Can – Cannibalism
Der Job des Kritikers, zumal des Plattenrezensenten, besitzt eine unüberbrückbare Eigenheit: Neue Platten sollen nach ein, zwei Wochen besprochen worden sein bis dahin hat der Kritiker eine abdruckbare, definitive Meinung geliefert zu haben. Die Eigenheit: Danach erst, mitunter ein Jahrzehnt lang, beginnt man mit der eben besprochenen Platte zu leben; man legt sie morgens, abends oder auch nicht mehr auf; hört in unterschiedlichsten Stimmungen und gerade noch super-fortschrittliche LPs tönen nach einigen Jahren langweilig, weil langst vom Trend eingeholt.
Wüßte ich es nicht besser, dann konnte man mir CANNIBALISM 1981 als brandneues Doppelalbum einer neuen Kölner Band unterjubeln derart zeitlos klingen also jene Songs, die Can zwischen 1969 und 1974 aufgenommen und hier kompiliert haben. Übrigens auf einem in England schon länger erhältlichen Album, das erst jetzt auch zu uns kommt. Inbegriffen sind Stücke aus LPs wie MONSTER MOVIE, SOUNDTRACKS, TA-GO MAGO, EGE BAMYASI, FUTURE DAYS und SOON OVER BABA-LUMA, namentlich solche Can-„Hits“ wie „Father Cannot Yell“, „Spoon“, „Dizzy Dizzy“, „You Doo Right“ oder „Mushroom“. Ein wunderbarer Einstieg für neue Can-Freunde, eine Gelegenheit für Alt-Cans, ihre Sammlung aufzufrischen und natürlicherweise überflüssig für Can-Freaks, weil die ja alles schon auf den regulären LPs besitzen.

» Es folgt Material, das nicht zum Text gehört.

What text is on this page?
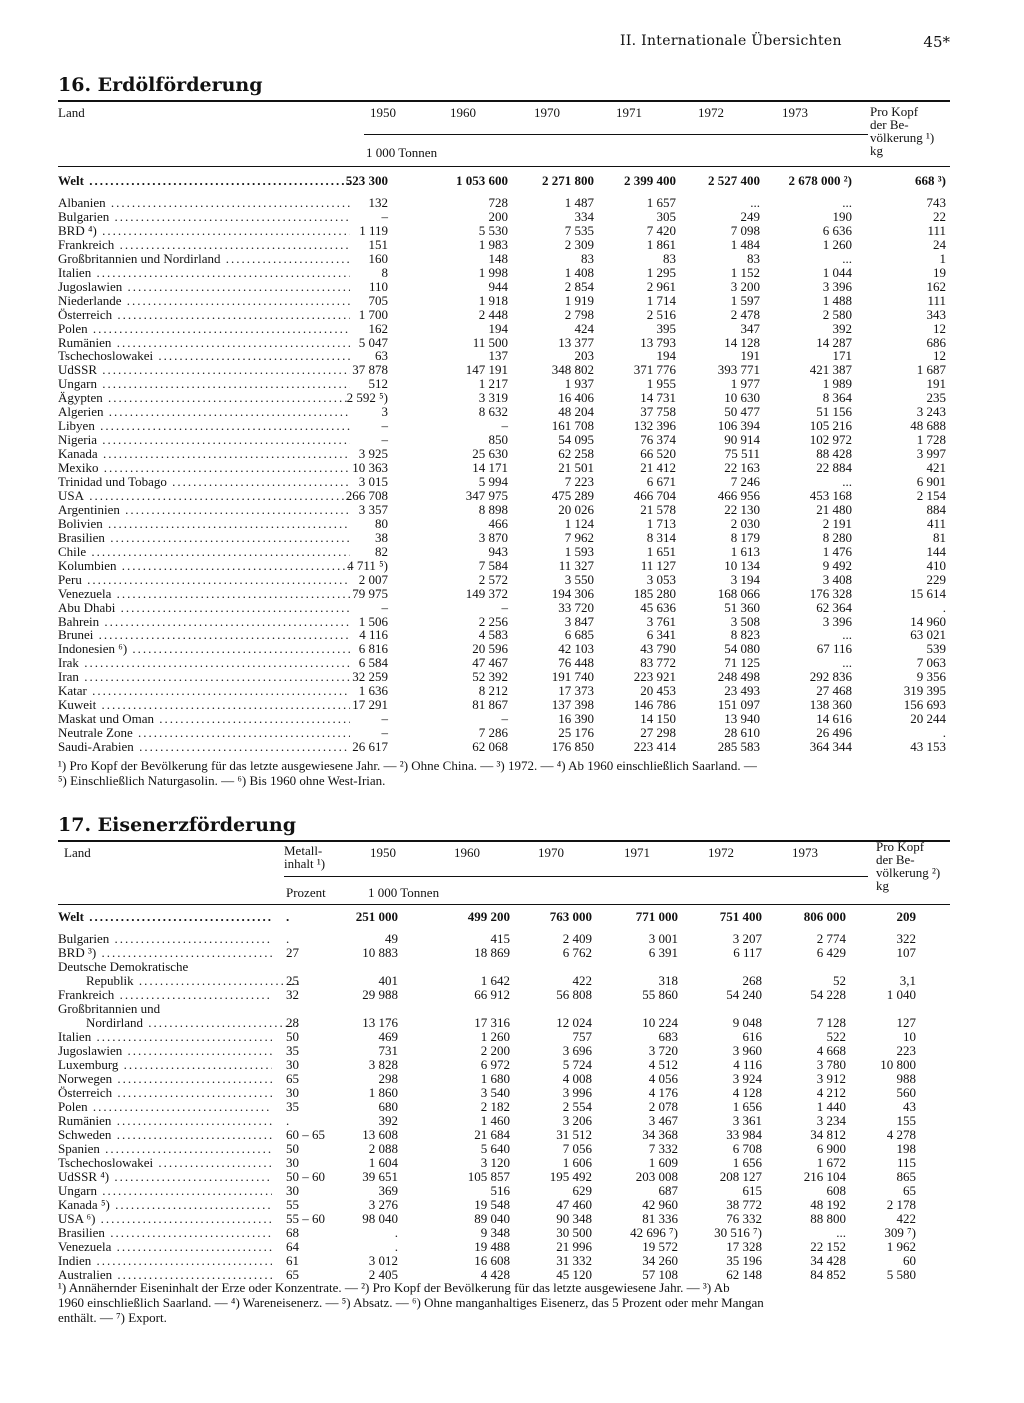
II. Internationale Übersichten	45*
16. Erdölförderung
Land	1950	1960	1970	1971	1972	1973
1 000 Tonnen
Pro Kopf
der Be-
völkerung ¹)
kg
Welt .....	523 300	1 053 600	2 271 800	2 399 400	2 527 400	2 678 000 ²)	668 ³)
Albanien .....	132	728	1 487	1 657	...	...	743
Bulgarien .....	–	200	334	305	249	190	22
BRD ⁴) .....	1 119	5 530	7 535	7 420	7 098	6 636	111
Frankreich .....	151	1 983	2 309	1 861	1 484	1 260	24
Großbritannien und Nordirland .....	160	148	83	83	83	...	1
Italien .....	8	1 998	1 408	1 295	1 152	1 044	19
Jugoslawien .....	110	944	2 854	2 961	3 200	3 396	162
Niederlande .....	705	1 918	1 919	1 714	1 597	1 488	111
Österreich .....	1 700	2 448	2 798	2 516	2 478	2 580	343
Polen .....	162	194	424	395	347	392	12
Rumänien .....	5 047	11 500	13 377	13 793	14 128	14 287	686
Tschechoslowakei .....	63	137	203	194	191	171	12
UdSSR .....	37 878	147 191	348 802	371 776	393 771	421 387	1 687
Ungarn .....	512	1 217	1 937	1 955	1 977	1 989	191
Ägypten .....	2 592 ⁵)	3 319	16 406	14 731	10 630	8 364	235
Algerien .....	3	8 632	48 204	37 758	50 477	51 156	3 243
Libyen .....	–	–	161 708	132 396	106 394	105 216	48 688
Nigeria .....	–	850	54 095	76 374	90 914	102 972	1 728
Kanada .....	3 925	25 630	62 258	66 520	75 511	88 428	3 997
Mexiko .....	10 363	14 171	21 501	21 412	22 163	22 884	421
Trinidad und Tobago .....	3 015	5 994	7 223	6 671	7 246	...	6 901
USA .....	266 708	347 975	475 289	466 704	466 956	453 168	2 154
Argentinien .....	3 357	8 898	20 026	21 578	22 130	21 480	884
Bolivien .....	80	466	1 124	1 713	2 030	2 191	411
Brasilien .....	38	3 870	7 962	8 314	8 179	8 280	81
Chile .....	82	943	1 593	1 651	1 613	1 476	144
Kolumbien .....	4 711 ⁵)	7 584	11 327	11 127	10 134	9 492	410
Peru .....	2 007	2 572	3 550	3 053	3 194	3 408	229
Venezuela .....	79 975	149 372	194 306	185 280	168 066	176 328	15 614
Abu Dhabi .....	–	–	33 720	45 636	51 360	62 364	.
Bahrein .....	1 506	2 256	3 847	3 761	3 508	3 396	14 960
Brunei .....	4 116	4 583	6 685	6 341	8 823	...	63 021
Indonesien ⁶) .....	6 816	20 596	42 103	43 790	54 080	67 116	539
Irak .....	6 584	47 467	76 448	83 772	71 125	...	7 063
Iran .....	32 259	52 392	191 740	223 921	248 498	292 836	9 356
Katar .....	1 636	8 212	17 373	20 453	23 493	27 468	319 395
Kuweit .....	17 291	81 867	137 398	146 786	151 097	138 360	156 693
Maskat und Oman .....	–	–	16 390	14 150	13 940	14 616	20 244
Neutrale Zone .....	–	7 286	25 176	27 298	28 610	26 496	.
Saudi-Arabien .....	26 617	62 068	176 850	223 414	285 583	364 344	43 153

¹) Pro Kopf der Bevölkerung für das letzte ausgewiesene Jahr. — ²) Ohne China. — ³) 1972. — ⁴) Ab 1960 einschließlich Saarland. —

⁵) Einschließlich Naturgasolin. — ⁶) Bis 1960 ohne West-Irian.

17. Eisenerzförderung
Land	Metall-
inhalt ¹)
1950	1960	1970	1971	1972	1973
Prozent	1 000 Tonnen
Pro Kopf
der Be-
völkerung ²)
kg
Welt .....	.	251 000	499 200	763 000	771 000	751 400	806 000	209
Bulgarien .....	.	49	415	2 409	3 001	3 207	2 774	322
BRD ³) .....	27	10 883	18 869	6 762	6 391	6 117	6 429	107
Deutsche Demokratische
Republik .....	25	401	1 642	422	318	268	52	3,1
Frankreich .....	32	29 988	66 912	56 808	55 860	54 240	54 228	1 040
Großbritannien und
Nordirland .....	28	13 176	17 316	12 024	10 224	9 048	7 128	127
Italien .....	50	469	1 260	757	683	616	522	10
Jugoslawien .....	35	731	2 200	3 696	3 720	3 960	4 668	223
Luxemburg .....	30	3 828	6 972	5 724	4 512	4 116	3 780	10 800
Norwegen .....	65	298	1 680	4 008	4 056	3 924	3 912	988
Österreich .....	30	1 860	3 540	3 996	4 176	4 128	4 212	560
Polen .....	35	680	2 182	2 554	2 078	1 656	1 440	43
Rumänien .....	.	392	1 460	3 206	3 467	3 361	3 234	155
Schweden .....	60 – 65	13 608	21 684	31 512	34 368	33 984	34 812	4 278
Spanien .....	50	2 088	5 640	7 056	7 332	6 708	6 900	198
Tschechoslowakei .....	30	1 604	3 120	1 606	1 609	1 656	1 672	115
UdSSR ⁴) .....	50 – 60	39 651	105 857	195 492	203 008	208 127	216 104	865
Ungarn .....	30	369	516	629	687	615	608	65
Kanada ⁵) .....	55	3 276	19 548	47 460	42 960	38 772	48 192	2 178
USA ⁶) .....	55 – 60	98 040	89 040	90 348	81 336	76 332	88 800	422
Brasilien .....	68	.	9 348	30 500	42 696 ⁷)	30 516 ⁷)	...	309 ⁷)
Venezuela .....	64	.	19 488	21 996	19 572	17 328	22 152	1 962
Indien .....	61	3 012	16 608	31 332	34 260	35 196	34 428	60
Australien .....	65	2 405	4 428	45 120	57 108	62 148	84 852	5 580

¹) Annähernder Eiseninhalt der Erze oder Konzentrate. — ²) Pro Kopf der Bevölkerung für das letzte ausgewiesene Jahr. — ³) Ab

1960 einschließlich Saarland. — ⁴) Wareneisenerz. — ⁵) Absatz. — ⁶) Ohne manganhaltiges Eisenerz, das 5 Prozent oder mehr Mangan

enthält. — ⁷) Export.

Nach wie vor hinterläßt Can-Musik, obwohl gemäß Stereo HiFi ziemlich perfekt eingespielt (Holger Czukay), den Eindruck des zwar Vollkommenen, aber zugleich Erweiterungsfähigen der geneigte Hörer kann (und soll?) mit- und weiterdenken. Daneben überzeugt die musikalische Vielfarbigkeit. Man versuche einmal, „Soup“, „She Brings The Rain“ und „Father Cannot Yell“ stilistisch unter einen Hut zu bringen. Trotzdem sind stets Can als Macher erkennbar: Durch Jackie Liebezeits repetitive Schlagzeugarbeit, Irmin Schmidts subtile Keyboards und Michael Karohs „unnormales“ Gitarrenspiel. Im übrigen ist das Cover reich bebildert und beschriftet, allerdings: Wer singt „She Brings The Rain“? Und noch eines: Alle Can-LPs, inklusive der vorliegenden, sind auf dem neuen Spoon-Label über Teldec Importdienst erhältlich. Halleluwah!